Gymnosperms are seed plants that have evolved cones to carry their reproductive structures.
- Discuss the type of seeds produced by gymnosperms
- Gymnosperms produce both male and female cones, each making the gametes needed for fertilization; this makes them heterosporous.
- Megaspores made in cones develop into the female gametophytes inside the ovules of gymnosperms, while pollen grains develop from cones that produce microspores.
- Conifer sperm do not have flagella but rather move by way of a pollen tube once in contact with the ovule.
- ovule: the structure in a plant that develops into a seed after fertilization; the megasporangium of a seed plant with its enclosing integuments
- sporophyll: the equivalent to a leaf in ferns and mosses that bears the sporangia
- heterosporous: producing both male and female gametophytes
Characteristics of Gymnosperms
Gymnosperms are seed plants adapted to life on land; thus, they are autotrophic, photosynthetic organisms that tend to conserve water. They have a vascular system (used for the transportation of water and nutrients) that includes roots, xylem, and phloem.

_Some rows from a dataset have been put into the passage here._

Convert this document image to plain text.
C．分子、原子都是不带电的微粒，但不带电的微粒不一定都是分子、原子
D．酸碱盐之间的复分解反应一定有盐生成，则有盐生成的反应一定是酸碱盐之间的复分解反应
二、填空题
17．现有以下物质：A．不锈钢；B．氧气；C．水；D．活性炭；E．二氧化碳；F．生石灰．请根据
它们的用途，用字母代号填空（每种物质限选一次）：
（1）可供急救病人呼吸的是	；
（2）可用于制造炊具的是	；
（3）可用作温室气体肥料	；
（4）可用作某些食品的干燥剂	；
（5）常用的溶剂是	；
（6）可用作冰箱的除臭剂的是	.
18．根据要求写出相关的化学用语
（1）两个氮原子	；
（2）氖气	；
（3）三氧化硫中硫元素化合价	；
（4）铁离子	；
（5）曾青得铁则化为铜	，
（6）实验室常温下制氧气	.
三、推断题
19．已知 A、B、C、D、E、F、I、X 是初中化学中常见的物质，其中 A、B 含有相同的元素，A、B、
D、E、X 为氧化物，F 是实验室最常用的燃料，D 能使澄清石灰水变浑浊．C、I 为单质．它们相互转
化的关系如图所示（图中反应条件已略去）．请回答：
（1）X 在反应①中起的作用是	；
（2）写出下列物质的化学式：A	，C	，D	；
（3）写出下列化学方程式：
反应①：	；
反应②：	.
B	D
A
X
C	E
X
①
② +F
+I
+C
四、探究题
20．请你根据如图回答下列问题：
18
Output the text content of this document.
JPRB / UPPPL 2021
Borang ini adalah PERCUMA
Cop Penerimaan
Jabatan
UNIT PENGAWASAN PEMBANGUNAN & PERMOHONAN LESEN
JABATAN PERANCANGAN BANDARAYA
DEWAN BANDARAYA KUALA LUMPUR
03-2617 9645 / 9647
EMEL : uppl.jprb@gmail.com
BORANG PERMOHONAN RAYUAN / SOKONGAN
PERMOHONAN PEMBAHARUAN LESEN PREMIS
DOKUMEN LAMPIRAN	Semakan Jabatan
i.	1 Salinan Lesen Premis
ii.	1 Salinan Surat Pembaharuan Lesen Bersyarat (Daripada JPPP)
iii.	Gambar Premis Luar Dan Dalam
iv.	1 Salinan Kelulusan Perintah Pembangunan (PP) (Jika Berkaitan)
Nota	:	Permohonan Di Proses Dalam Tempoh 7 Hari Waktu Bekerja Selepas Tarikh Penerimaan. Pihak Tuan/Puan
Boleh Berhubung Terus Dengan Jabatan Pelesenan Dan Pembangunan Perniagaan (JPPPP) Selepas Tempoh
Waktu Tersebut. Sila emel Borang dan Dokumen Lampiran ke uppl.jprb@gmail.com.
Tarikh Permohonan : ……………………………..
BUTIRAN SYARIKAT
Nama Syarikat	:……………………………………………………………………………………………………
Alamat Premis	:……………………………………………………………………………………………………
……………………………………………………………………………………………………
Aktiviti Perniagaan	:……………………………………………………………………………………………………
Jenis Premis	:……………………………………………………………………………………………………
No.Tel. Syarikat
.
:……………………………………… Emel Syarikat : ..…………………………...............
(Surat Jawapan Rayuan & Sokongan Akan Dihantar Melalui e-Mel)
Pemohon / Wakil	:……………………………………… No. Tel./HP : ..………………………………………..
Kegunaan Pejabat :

The name gymnosperm means “naked seed,” which is the major distinguishing factor between gymnosperms and angiosperms, the two distinct subgroups of seed plants. This term comes from the fact that the ovules and seeds of gymnosperms develop on the scales of cones rather than in enclosed chambers called ovaries.
Gymnosperms are older than angiosperms on the evolutionary scale. They are found far earlier in the fossil record than angiosperms. As will be discussed in subsequent sections, the various environmental adaptations gymnosperms have represent a step on the path to the most successful (diversity-wise) clade (monophyletic branch).
Gymnosperm Reproduction and Seeds
Gymnosperms are sporophytes (a plant with two copies of its genetic material, capable of producing spores ). Their sporangia (receptacle in which sexual spores are formed) are found on sporophylls, plated scale-like structures that together make up cones. The female gametophyte develops from the haploid (meaning one set of genetic material) spores that are contained within the sporangia. Like all seed plants, gymnosperms are heterosporous: both sexes of gametophytes develop from different types of spores produced by separate cones. One type of cone is the small pollen cone, which produces microspores that subsequently develop into pollen grains. The other type of cones, the larger “ovulate” cones, make megaspores that develop into female gametophytes called ovules. Incredibly, this whole sexual process can take three years: from the production of the two sexes of gametophytes, to bringing the gametophytes together in the process of pollination, and finally to forming mature seeds from fertilized ovules. After this process is completed, the individual sporophylls separate (the cone breaks apart) and float in the wind to a habitable place. This is concluded with germination and the formation of a seedling. Conifers have sperm that do not have flagella, but instead are conveyed to the egg via a pollen tube. It is important to note that the seeds of gymnosperms are not enclosed in their final state upon the cone.
Female cone of Tamarack pine: The female cone of Pinus tontorta, the Tamarack Pine, showing the rough scales. This is the cone that produces ovules.
Male cone of Tamarack pine: The male cone of Pinus tontorta, the Tamarack pine, showing the close proximity of the scales. This is the cone that produces pollen.